A mediados de marzo se realizará el primer casamiento de personas del mismo sexo en la Capital del Citrus. Alberto Arias se niega a celebrar el enlace por ser abogado canónico. Lo harán empleadas de la repartición.
El casamiento será entre dos hombres que ya enviaron la solicitud a Buenos Aires para confirmar la fecha solicitada. Los novios pidieron expresamente que la ceremonia no sea en las oficinas de calle Rivadavia.
Según confirmó la funcionaria de la sección Matrimonios del Registro Civil local, Beatriz Espasandin, confirmó que “en este caso son dos masculinos que ya enviaron la solicitud de matrimonio y la fecha está a resolución del señor director provincial”. Agregando que “ellos vinieron el año pasado, y este año volvieron a retirar la solicitud porque hay que enviarla a Buenos Aires para que se dé el sí a la fecha que ellos eligen”.

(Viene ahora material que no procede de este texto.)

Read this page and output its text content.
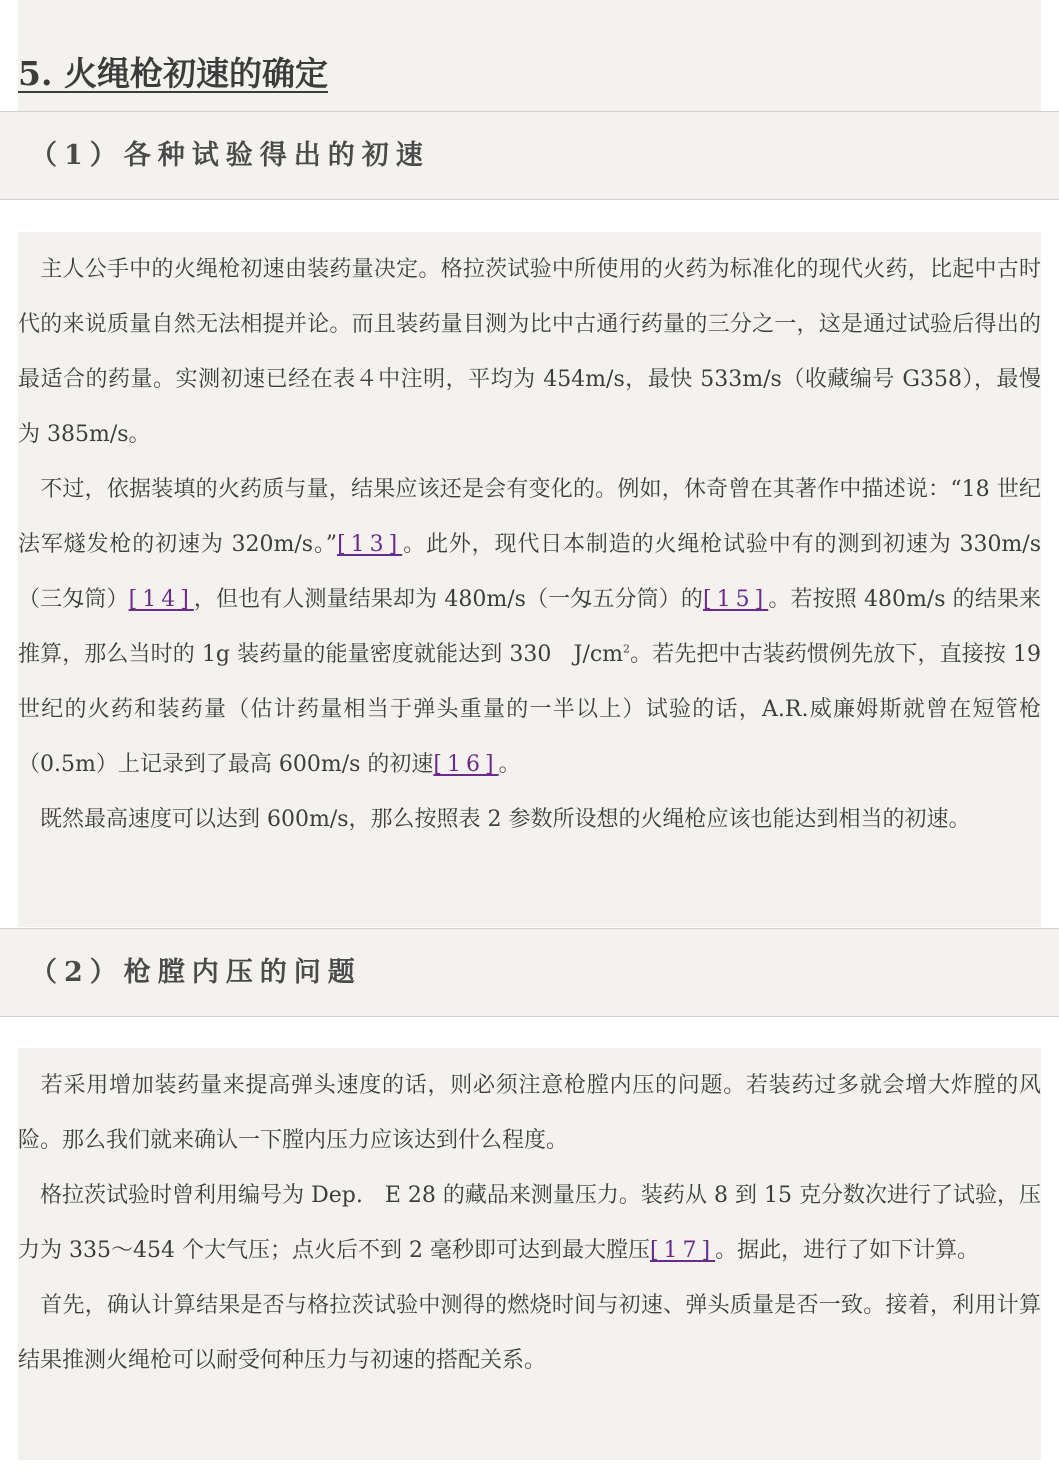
5. 火绳枪初速的确定
（1）各种试验得出的初速

　主人公手中的火绳枪初速由装药量决定。格拉茨试验中所使用的火药为标准化的现代火药，比起中古时代的来说质量自然无法相提并论。而且装药量目测为比中古通行药量的三分之一，这是通过试验后得出的最适合的药量。实测初速已经在表４中注明，平均为 454m/s，最快 533m/s（收藏编号 G358），最慢为 385m/s。

　不过，依据装填的火药质与量，结果应该还是会有变化的。例如，休奇曾在其著作中描述说：“18 世纪法军燧发枪的初速为 320m/s。”[13]。此外，现代日本制造的火绳枪试验中有的测到初速为 330m/s（三匁筒）[14]，但也有人测量结果却为 480m/s（一匁五分筒）的[15]。若按照 480m/s 的结果来推算，那么当时的 1g 装药量的能量密度就能达到 330　$J/cm^2$。若先把中古装药惯例先放下，直接按 19 世纪的火药和装药量（估计药量相当于弹头重量的一半以上）试验的话，A.R.威廉姆斯就曾在短管枪（0.5m）上记录到了最高 600m/s 的初速[16]。

　既然最高速度可以达到 600m/s，那么按照表 2 参数所设想的火绳枪应该也能达到相当的初速。

（2）枪膛内压的问题

　若采用增加装药量来提高弹头速度的话，则必须注意枪膛内压的问题。若装药过多就会增大炸膛的风险。那么我们就来确认一下膛内压力应该达到什么程度。

　格拉茨试验时曾利用编号为 Dep.　E 28 的藏品来测量压力。装药从 8 到 15 克分数次进行了试验，压力为 335～454 个大气压；点火后不到 2 毫秒即可达到最大膛压[17]。据此，进行了如下计算。

　首先，确认计算结果是否与格拉茨试验中测得的燃烧时间与初速、弹头质量是否一致。接着，利用计算结果推测火绳枪可以耐受何种压力与初速的搭配关系。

Consultada sobre quién celebrará la ceremonia, la funcionaria explicó: “Podemos casarlos cualquiera de las tres chicas que estamos en el área de sección de Matrimonio, porque somos las únicas autorizadas”. Y ante la pregunta de por qué no los casaba el funcionario que habitualmente celebra las uniones (Alberto Arias), se limitó a señalar: “No, porque quedó así, que nosotras lo realizáramos”.
Cómo se recordará, Arias fue noticia a mediados de 2010 cuando adelantó que por su condición de “abogado canónico” no celebraría uniones matrimoniales entre personas del mismo sexo, invocando una suerte de objeción de conciencia que no la ley no contempla.

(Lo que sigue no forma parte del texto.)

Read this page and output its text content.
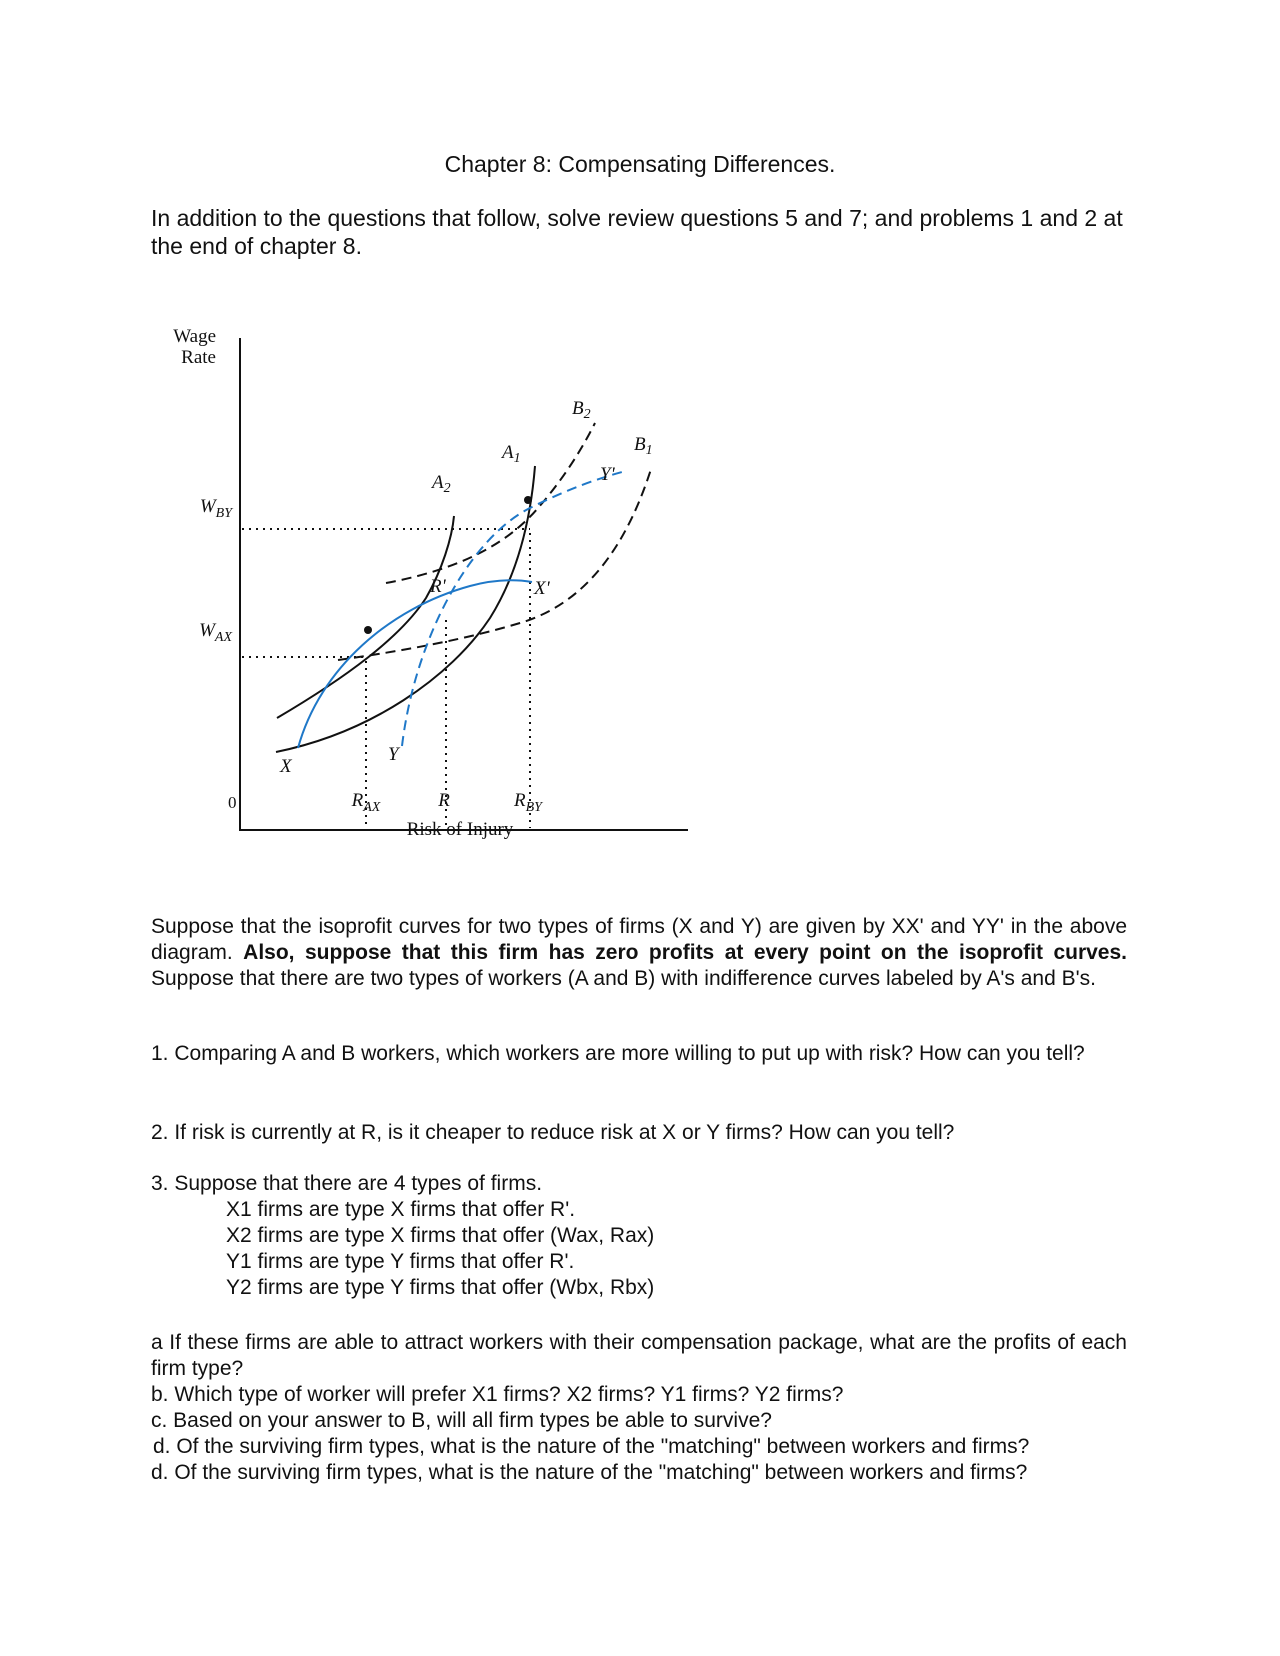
Chapter 8: Compensating Differences.
In addition to the questions that follow, solve review questions 5 and 7; and problems 1 and 2 at the end of chapter 8.
Wage
Rate
0
Risk of Injury
$W_{BY}$
$W_{AX}$
$R_{AX}$	R	$R_{BY}$
$A_2$
$A_1$
$B_2$
$B_1$
X
X'
Y
Y'
R'
Suppose that the isoprofit curves for two types of firms (X and Y) are given by XX' and YY' in the above diagram. Also, suppose that this firm has zero profits at every point on the isoprofit curves. Suppose that there are two types of workers (A and B) with indifference curves labeled by A's and B's.
1. Comparing A and B workers, which workers are more willing to put up with risk? How can you tell?
2. If risk is currently at R, is it cheaper to reduce risk at X or Y firms? How can you tell?
3. Suppose that there are 4 types of firms.
X1 firms are type X firms that offer R'.
X2 firms are type X firms that offer (Wax, Rax)
Y1 firms are type Y firms that offer R'.
Y2 firms are type Y firms that offer (Wbx, Rbx)
a If these firms are able to attract workers with their compensation package, what are the profits of each firm type?
b. Which type of worker will prefer X1 firms? X2 firms? Y1 firms? Y2 firms?
c. Based on your answer to B, will all firm types be able to survive?
d. Of the surviving firm types, what is the nature of the "matching" between workers and firms?
d. Of the surviving firm types, what is the nature of the "matching" between workers and firms?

Asimismo, la funcionaria comentó en declaraciones al sitio Diario Río Uruguay que el casamiento “se va a hacer con un móvil”, ya que para proteger su intimidad los contrayentes “no quieren en la oficina”.
“Este móvil tiene un costo de 1.000 pesos, que los puso la provincia, y se hace en el domicilio o en el lugar que elijan los novios”, agregó.